Wichita man creates buzz with wooden golf cart

? Howard Nor-dyke doesn’t particularly care for plans when he’s building something from wood, calling them too cut-and-dried.

“I like the latitude to do what I want, start it and go where I want to go,” he said.

The 72-year-old Nordyke, who said he took his first woodshop class in seventh grade, decided in January 2009 to build something he’d never seen before: a wooden golf cart. With no plans to follow, Nordyke designed it in his head and used cardboard pieces to determine how the wooden parts would fit.

After about 2,000 hours of work, the cart is finished, and golfers at Crestview Country Club might see Nordyke, whose house backs up to the course, driving “Birdie” around.
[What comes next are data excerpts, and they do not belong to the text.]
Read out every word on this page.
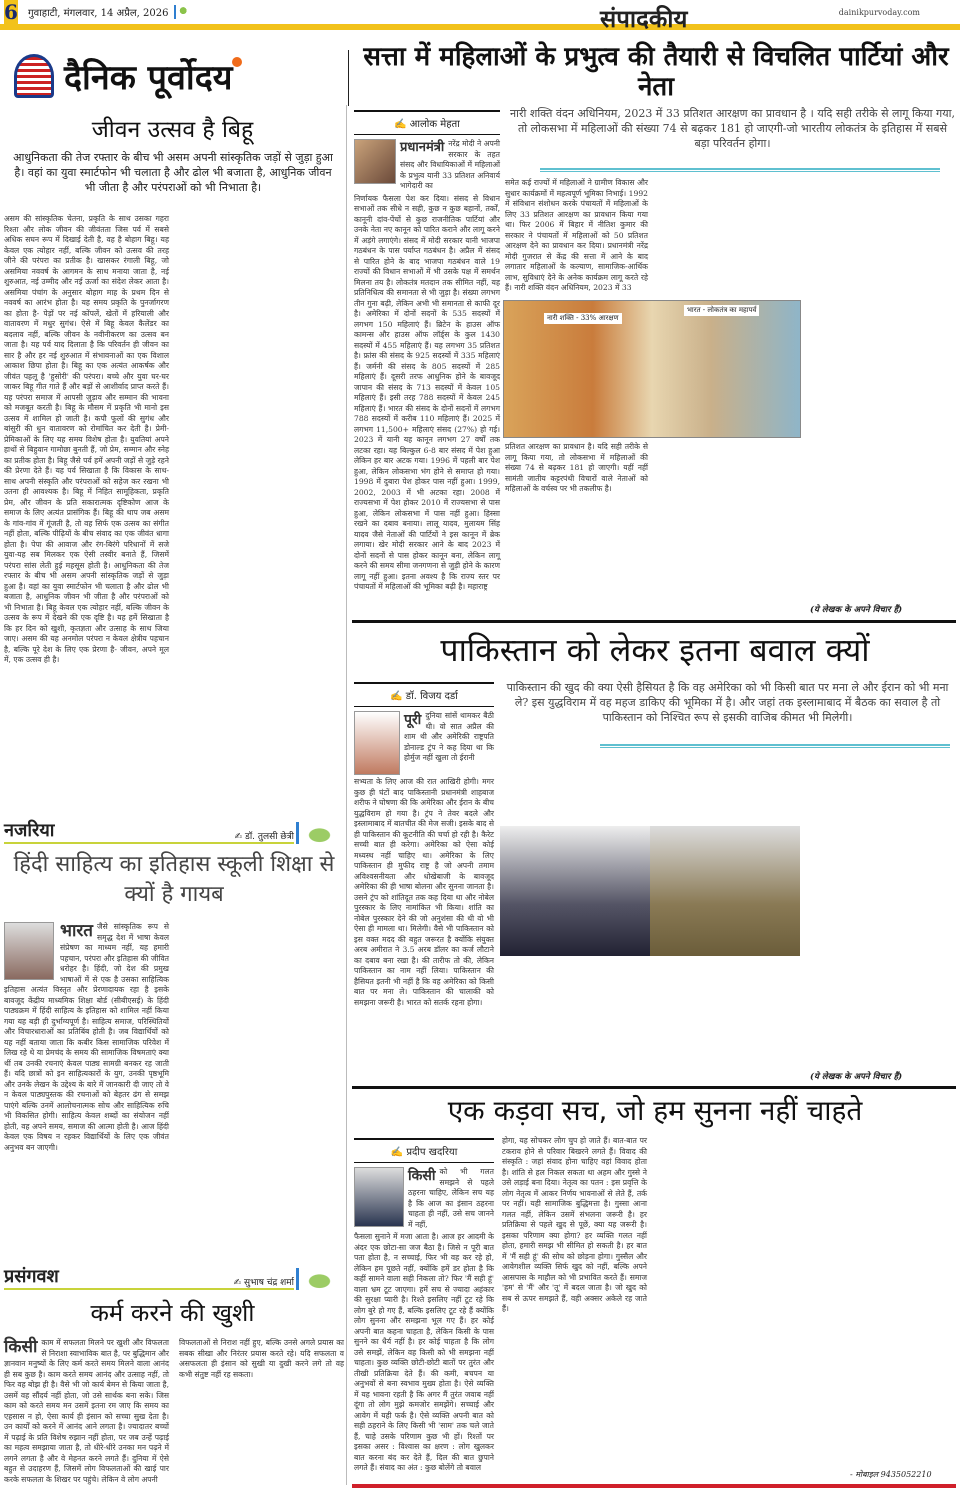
6 गुवाहाटी, मंगलवार, 14 अप्रैल, 2026	संपादकीय	dainikpurvoday.com
दैनिक पूर्वोदय
सत्ता में महिलाओं के प्रभुत्व की तैयारी से विचलित पार्टियां और नेता
जीवन उत्सव है बिहू
आधुनिकता की तेज रफ्तार के बीच भी असम अपनी सांस्कृतिक जड़ों से जुड़ा हुआ है। वहां का युवा स्मार्टफोन भी चलाता है और ढोल भी बजाता है, आधुनिक जीवन भी जीता है और परंपराओं को भी निभाता है।
असम की सांस्कृतिक चेतना, प्रकृति के साथ उसका गहरा रिश्ता और लोक जीवन की जीवंतता जिस पर्व में सबसे अधिक सघन रूप में दिखाई देती है, वह है बोहाग बिहू। यह केवल एक त्योहार नहीं, बल्कि जीवन को उत्सव की तरह जीने की परंपरा का प्रतीक है। खासकर रंगाली बिहू, जो असमिया नववर्ष के आगमन के साथ मनाया जाता है, नई शुरुआत, नई उम्मीद और नई ऊर्जा का संदेश लेकर आता है। असमिया पंचांग के अनुसार बोहाग माह के प्रथम दिन से नववर्ष का आरंभ होता है। यह समय प्रकृति के पुनर्जागरण का होता है- पेड़ों पर नई कोंपलें, खेतों में हरियाली और वातावरण में मधुर सुगंध। ऐसे में बिहू केवल कैलेंडर का बदलाव नहीं, बल्कि जीवन के नवीनीकरण का उत्सव बन जाता है। यह पर्व याद दिलाता है कि परिवर्तन ही जीवन का सार है और हर नई शुरुआत में संभावनाओं का एक विशाल आकाश छिपा होता है। बिहू का एक अत्यंत आकर्षक और जीवंत पहलू है 'हुसोरी' की परंपरा। बच्चे और युवा घर-घर जाकर बिहू गीत गाते हैं और बड़ों से आशीर्वाद प्राप्त करते हैं। यह परंपरा समाज में आपसी जुड़ाव और सम्मान की भावना को मजबूत करती है। बिहू के मौसम में प्रकृति भी मानो इस उत्सव में शामिल हो जाती है। कपौ फूलों की सुगंध और बांसुरी की धुन वातावरण को रोमांचित कर देती है। प्रेमी-प्रेमिकाओं के लिए यह समय विशेष होता है। युवतियां अपने हाथों से बिहुवान गामोछा बुनती हैं, जो प्रेम, सम्मान और स्नेह का प्रतीक होता है। बिहू जैसे पर्व हमें अपनी जड़ों से जुड़े रहने की प्रेरणा देते हैं। यह पर्व सिखाता है कि विकास के साथ-साथ अपनी संस्कृति और परंपराओं को सहेज कर रखना भी उतना ही आवश्यक है। बिहू में निहित सामूहिकता, प्रकृति प्रेम, और जीवन के प्रति सकारात्मक दृष्टिकोण आज के समाज के लिए अत्यंत प्रासंगिक हैं। बिहू की थाप जब असम के गांव-गांव में गूंजती है, तो वह सिर्फ एक उत्सव का संगीत नहीं होता, बल्कि पीढ़ियों के बीच संवाद का एक जीवंत धागा होता है। पेपा की आवाज और रंग-बिरंगे परिधानों में सजे युवा-यह सब मिलकर एक ऐसी तस्वीर बनाते हैं, जिसमें परंपरा सांस लेती हुई महसूस होती है। आधुनिकता की तेज रफ्तार के बीच भी असम अपनी सांस्कृतिक जड़ों से जुड़ा हुआ है। वहां का युवा स्मार्टफोन भी चलाता है और ढोल भी बजाता है, आधुनिक जीवन भी जीता है और परंपराओं को भी निभाता है। बिहू केवल एक त्योहार नहीं, बल्कि जीवन के उत्सव के रूप में देखने की एक दृष्टि है। यह हमें सिखाता है कि हर दिन को खुशी, कृतज्ञता और उत्साह के साथ जिया जाए। असम की यह अनमोल परंपरा न केवल क्षेत्रीय पहचान है, बल्कि पूरे देश के लिए एक प्रेरणा है- जीवन, अपने मूल में, एक उत्सव ही है।
नजरिया	✍ डॉ. तुलसी छेत्री
हिंदी साहित्य का इतिहास स्कूली शिक्षा से क्यों है गायब
भारत जैसे सांस्कृतिक रूप से समृद्ध देश में भाषा केवल संप्रेषण का माध्यम नहीं, यह हमारी पहचान, परंपरा और इतिहास की जीवित धरोहर है। हिंदी, जो देश की प्रमुख भाषाओं में से एक है उसका साहित्यिक इतिहास अत्यंत विस्तृत और प्रेरणादायक रहा है इसके बावजूद केंद्रीय माध्यमिक शिक्षा बोर्ड (सीबीएसई) के हिंदी पाठ्यक्रम में हिंदी साहित्य के इतिहास को शामिल नहीं किया गया यह बड़ी ही दुर्भाग्यपूर्ण है। साहित्य समाज, परिस्थितियों और विचारधाराओं का प्रतिबिंब होती है। जब विद्यार्थियों को यह नहीं बताया जाता कि कबीर किस सामाजिक परिवेश में लिख रहे थे या प्रेमचंद के समय की सामाजिक विषमताएं क्या थीं तब उनकी रचनाएं केवल पाठ्य सामग्री बनकर रह जाती हैं। यदि छात्रों को इन साहित्यकारों के युग, उनकी पृष्ठभूमि और उनके लेखन के उद्देश्य के बारे में जानकारी दी जाए तो वे न केवल पाठ्यपुस्तक की रचनाओं को बेहतर ढंग से समझ पाएंगे बल्कि उनमें आलोचनात्मक सोच और साहित्यिक रुचि भी विकसित होगी। साहित्य केवल शब्दों का संयोजन नहीं होती, वह अपने समय, समाज की आत्मा होती है। आज हिंदी केवल एक विषय न रहकर विद्यार्थियों के लिए एक जीवंत अनुभव बन जाएगी।
प्रसंगवश	✍ सुभाष चंद्र शर्मा
कर्म करने की खुशी
किसी काम में सफलता मिलने पर खुशी और विफलता से निराशा स्वाभाविक बात है, पर बुद्धिमान और ज्ञानवान मनुष्यों के लिए कर्म करते समय मिलने वाला आनंद ही सब कुछ है। काम करते समय आनंद और उत्साह नहीं, तो फिर वह बोझ ही है। वैसे भी जो कार्य बेमन से किया जाता है, उसमें वह सौंदर्य नहीं होता, जो उसे सार्थक बना सके। जिस काम को करते समय मन उसमें इतना रम जाए कि समय का एहसास न हो, ऐसा कार्य ही इंसान को सच्चा सुख देता है। उन कार्यों को करने में आनंद आने लगता है। ज्यादातर बच्चों में पढ़ाई के प्रति विशेष रुझान नहीं होता, पर जब उन्हें पढ़ाई का महत्व समझाया जाता है, तो धीरे-धीरे उनका मन पढ़ने में लगने लगता है और वे मेहनत करने लगते हैं। दुनिया में ऐसे बहुत से उदाहरण हैं, जिसमें लोग विफलताओं की खाई पार करके सफलता के शिखर पर पहुंचे। लेकिन वे लोग अपनी
विफलताओं से निराश नहीं हुए, बल्कि उनसे अगले प्रयास का सबक सीखा और निरंतर प्रयास करते रहे। यदि सफलता व असफलता ही इंसान को सुखी या दुखी करने लगे तो वह कभी संतुष्ट नहीं रह सकता।
नारी शक्ति वंदन अधिनियम, 2023 में 33 प्रतिशत आरक्षण का प्रावधान है । यदि सही तरीके से लागू किया गया, तो लोकसभा में महिलाओं की संख्या 74 से बढ़कर 181 हो जाएगी-जो भारतीय लोकतंत्र के इतिहास में सबसे बड़ा परिवर्तन होगा।
✍ आलोक मेहता
प्रधानमंत्री नरेंद्र मोदी ने अपनी सरकार के तहत संसद और विधायिकाओं में महिलाओं के प्रभुत्व यानी 33 प्रतिशत अनिवार्य भागेदारी का
निर्णायक फैसला पेश कर दिया। संसद से विधान सभाओं तक सीधे न सही, कुछ न कुछ बहानों, तर्कों, कानूनी दांव-पेंचों से कुछ राजनीतिक पार्टियां और उनके नेता नए कानून को पारित कराने और लागू करने में अड़ंगे लगाएंगे। संसद में मोदी सरकार यानी भाजपा गठबंधन के पास पर्याप्त गठबंधन है। अप्रैल में संसद से पारित होने के बाद भाजपा गठबंधन वाले 19 राज्यों की विधान सभाओं में भी उसके पक्ष में समर्थन मिलना तय है। लोकतंत्र मतदान तक सीमित नहीं, यह प्रतिनिधित्व की समानता से भी जुड़ा है। संख्या लगभग तीन गुना बढ़ी, लेकिन अभी भी समानता से काफी दूर है। अमेरिका में दोनों सदनों के 535 सदस्यों में लगभग 150 महिलाएं हैं। ब्रिटेन के हाउस ऑफ कामन्स और हाउस ऑफ लॉर्ड्स के कुल 1430 सदस्यों में 455 महिलाएं हैं। यह लगभग 35 प्रतिशत है। फ्रांस की संसद के 925 सदस्यों में 335 महिलाएं हैं। जर्मनी की संसद के 805 सदस्यों में 285 महिलाएं हैं। दूसरी तरफ आधुनिक होने के बावजूद जापान की संसद के 713 सदस्यों में केवल 105 महिलाएं हैं। इसी तरह 788 सदस्यों में केवल 245 महिलाएं हैं। भारत की संसद के दोनों सदनों में लगभग 788 सदस्यों में करीब 110 महिलाएं हैं। 2025 में लगभग 11,500+ महिलाएं संसद (27%) हो गई। 2023 में यानी यह कानून लगभग 27 वर्षों तक लटका रहा। यह बिल्कुल 6-8 बार संसद में पेश हुआ लेकिन हर बार अटक गया। 1996 में पहली बार पेश हुआ, लेकिन लोकसभा भंग होने से समाप्त हो गया। 1998 में दुबारा पेश होकर पास नहीं हुआ। 1999, 2002, 2003 में भी अटका रहा। 2008 में राज्यसभा में पेश होकर 2010 में राज्यसभा से पास हुआ, लेकिन लोकसभा में पास नहीं हुआ। हिस्सा रखने का दबाव बनाया। लालू यादव, मुलायम सिंह यादव जैसे नेताओं की पार्टियों ने इस कानून में ब्रेक लगाया। खेर मोदी सरकार आने के बाद 2023 में दोनों सदनों से पास होकर कानून बना, लेकिन लागू करने की समय सीमा जनगणना से जुड़ी होने के कारण लागू नहीं हुआ। इतना अवश्य है कि राज्य स्तर पर पंचायतों में महिलाओं की भूमिका बढ़ी है। महाराष्ट्र
समेत कई राज्यों में महिलाओं ने ग्रामीण विकास और सुधार कार्यक्रमों में महत्वपूर्ण भूमिका निभाई। 1992 में संविधान संशोधन करके पंचायतों में महिलाओं के लिए 33 प्रतिशत आरक्षण का प्रावधान किया गया था। फिर 2006 में बिहार में नीतिश कुमार की सरकार ने पंचायतों में महिलाओं को 50 प्रतिशत आरक्षण देने का प्रावधान कर दिया। प्रधानमंत्री नरेंद्र मोदी गुजरात से केंद्र की सत्ता में आने के बाद लगातार महिलाओं के कल्याण, सामाजिक-आर्थिक लाभ, सुविधाएं देने के अनेक कार्यक्रम लागू करते रहे हैं। नारी शक्ति वंदन अधिनियम, 2023 में 33
प्रतिशत आरक्षण का प्रावधान है। यदि सही तरीके से लागू किया गया, तो लोकसभा में महिलाओं की संख्या 74 से बढ़कर 181 हो जाएगी। यहीं नहीं सामंती जातीय कट्टरपंथी विचारों वाले नेताओं को महिलाओं के वर्चस्व पर भी तकलीफ है।
नारी शक्ति - 33% आरक्षण
भारत - लोकतंत्र का महापर्व
(ये लेखक के अपने विचार हैं)
पाकिस्तान को लेकर इतना बवाल क्यों
पाकिस्तान की खुद की क्या ऐसी हैसियत है कि वह अमेरिका को भी किसी बात पर मना ले और ईरान को भी मना ले? इस युद्धविराम में वह महज डाकिए की भूमिका में है। और जहां तक इस्लामाबाद में बैठक का सवाल है तो पाकिस्तान को निश्चित रूप से इसकी वाजिब कीमत भी मिलेगी।
✍ डॉ. विजय दर्डा
पूरी दुनिया सांसें थामकर बैठी थी। वो सात अप्रैल की शाम थी और अमेरिकी राष्ट्रपति डोनाल्ड ट्रंप ने कह दिया था कि होर्मुज नहीं खुला तो ईरानी
सभ्यता के लिए आज की रात आखिरी होगी। मगर कुछ ही घंटों बाद पाकिस्तानी प्रधानमंत्री शाहबाज शरीफ ने घोषणा की कि अमेरिका और ईरान के बीच युद्धविराम हो गया है। ट्रंप ने तेवर बदले और इस्लामाबाद में बातचीत की मेज सजी। इसके बाद से ही पाकिस्तान की कूटनीति की चर्चा हो रही है। कैरेट सच्ची बात ही करेगा। अमेरिका को ऐसा कोई मध्यस्थ नहीं चाहिए था। अमेरिका के लिए पाकिस्तान ही मुफीद राष्ट्र है जो अपनी तमाम अविश्वसनीयता और धोखेबाजी के बावजूद अमेरिका की ही भाषा बोलना और सुनना जानता है। उसने ट्रंप को शांतिदूत तक कह दिया था और नोबेल पुरस्कार के लिए नामांकित भी किया। शांति का नोबेल पुरस्कार देने की जो अनुशंसा की थी वो भी ऐसा ही मामला था। मिलेगी। वैसे भी पाकिस्तान को इस वक्त मदद की बहुत जरूरत है क्योंकि संयुक्त अरब अमीरात ने 3.5 अरब डॉलर का कर्ज लौटाने का दबाव बना रखा है। की तारीफ तो की, लेकिन पाकिस्तान का नाम नहीं लिया। पाकिस्तान की हैसियत इतनी भी नहीं है कि वह अमेरिका को किसी बात पर मना ले। पाकिस्तान की चालाकी को समझना जरूरी है। भारत को सतर्क रहना होगा।
(ये लेखक के अपने विचार हैं)
एक कड़वा सच, जो हम सुनना नहीं चाहते
✍ प्रदीप खदरिया
किसी को भी गलत समझने से पहले ठहरना चाहिए, लेकिन सच यह है कि आज का इंसान ठहरना चाहता ही नहीं, उसे सच जानने में नहीं,
फैसला सुनाने में मजा आता है। आज हर आदमी के अंदर एक छोटा-सा जज बैठा है। जिसे न पूरी बात पता होता है, न सच्चाई, फिर भी वह कर रहे हो, लेकिन हम पूछते नहीं, क्योंकि हमें डर होता है कि कहीं सामने वाला सही निकला तो? फिर 'मैं सही हूं' वाला भ्रम टूट जाएगा। हमें सच से ज्यादा अहंकार की सुरक्षा प्यारी है। रिश्ते इसलिए नहीं टूट रहे कि लोग बुरे हो गए हैं, बल्कि इसलिए टूट रहे हैं क्योंकि लोग सुनना और समझना भूल गए हैं। हर कोई अपनी बात कहना चाहता है, लेकिन किसी के पास सुनने का धैर्य नहीं है। हर कोई चाहता है कि लोग उसे समझें, लेकिन वह किसी को भी समझना नहीं चाहता। कुछ व्यक्ति छोटी-छोटी बातों पर तुरंत और तीखी प्रतिक्रिया देते हैं। की कमी, बचपन या अनुभवों से बना स्वभाव मुख्य होता है। ऐसे व्यक्ति में यह भावना रहती है कि अगर मैं तुरंत जवाब नहीं दूंगा तो लोग मुझे कमजोर समझेंगे। सच्चाई और आवेग में यही फर्क है। ऐसे व्यक्ति अपनी बात को सही ठहराने के लिए किसी भी 'साम' तक चले जाते हैं, चाहे उसके परिणाम कुछ भी हों। रिश्तों पर इसका असर : विश्वास का क्षरण : लोग खुलकर बात करना बंद कर देते हैं, दिल की बात छुपाने लगते हैं। संवाद का अंत : कुछ बोलेंगे तो बवाल
होगा, यह सोचकर लोग चुप हो जाते हैं। बात-बात पर टकराव होने से परिवार बिखरने लगते हैं। विवाद की संस्कृति : जहां संवाद होना चाहिए वहां विवाद होता है। शांति से हल निकल सकता था अहम और गुस्से ने उसे लड़ाई बना दिया। नेतृत्व का पतन : इस प्रवृत्ति के लोग नेतृत्व में आकर निर्णय भावनाओं से लेते हैं, तर्क पर नहीं। यही सामाजिक बुद्धिमत्ता है। गुस्सा आना गलत नहीं, लेकिन उसमें संभलना जरूरी है। हर प्रतिक्रिया से पहले खुद से पूछें, क्या यह जरूरी है। इसका परिणाम क्या होगा? हर व्यक्ति गलत नहीं होता, हमारी समझ भी सीमित हो सकती है। हर बात में 'मैं सही हूं' की सोच को छोड़ना होगा। गुस्सैल और आवेगशील व्यक्ति सिर्फ खुद को नहीं, बल्कि अपने आसपास के माहौल को भी प्रभावित करते हैं। समाज 'हम' से 'मैं' और 'तू' में बदल जाता है। जो खुद को सब से ऊपर समझते हैं, वही अक्सर अकेले रह जाते हैं।
- मोबाइल 9435052210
“You get a lot of looks,” he said. “People want to see it.”

The cart, made mainly of African mahogany, has the motor and tires of a regular golf cart. Nordyke built the rest of it, fashioning it after a combination of antique car models.

“Birdie” features drink holders, a drawer for golf balls and spots for golf bags, all made from wood. Something not made out of wood is his Wichita State University baseball license plate on the front of the cart.

The cart also has an “ooga” horn, as Nordyke calls it, and leather seats. Nordyke said neighborhood children have enjoyed riding in the leather rumble seat that pops up in the back of the cart.

“They think they’re king of the mountains in the rumble seat,” he said.

Driving around Crestview with the wind blowing through the cart’s windows, Nordyke smiled and waved at a passing golf cart. For him, the project has simply been fun and something to keep him moving after he retired, he said.

Nordyke opened Howard’s Optical in 1968 and worked there until he was hospitalized in March 2009 with Guillain-Barre syndrome, which attacks the body’s nerves. Although his illness forced him to slow down, he was still determined to finish the golf cart, said his wife, Lana Nordyke.

“He’s always got to be busy, he’s never wanted to sit,” she said.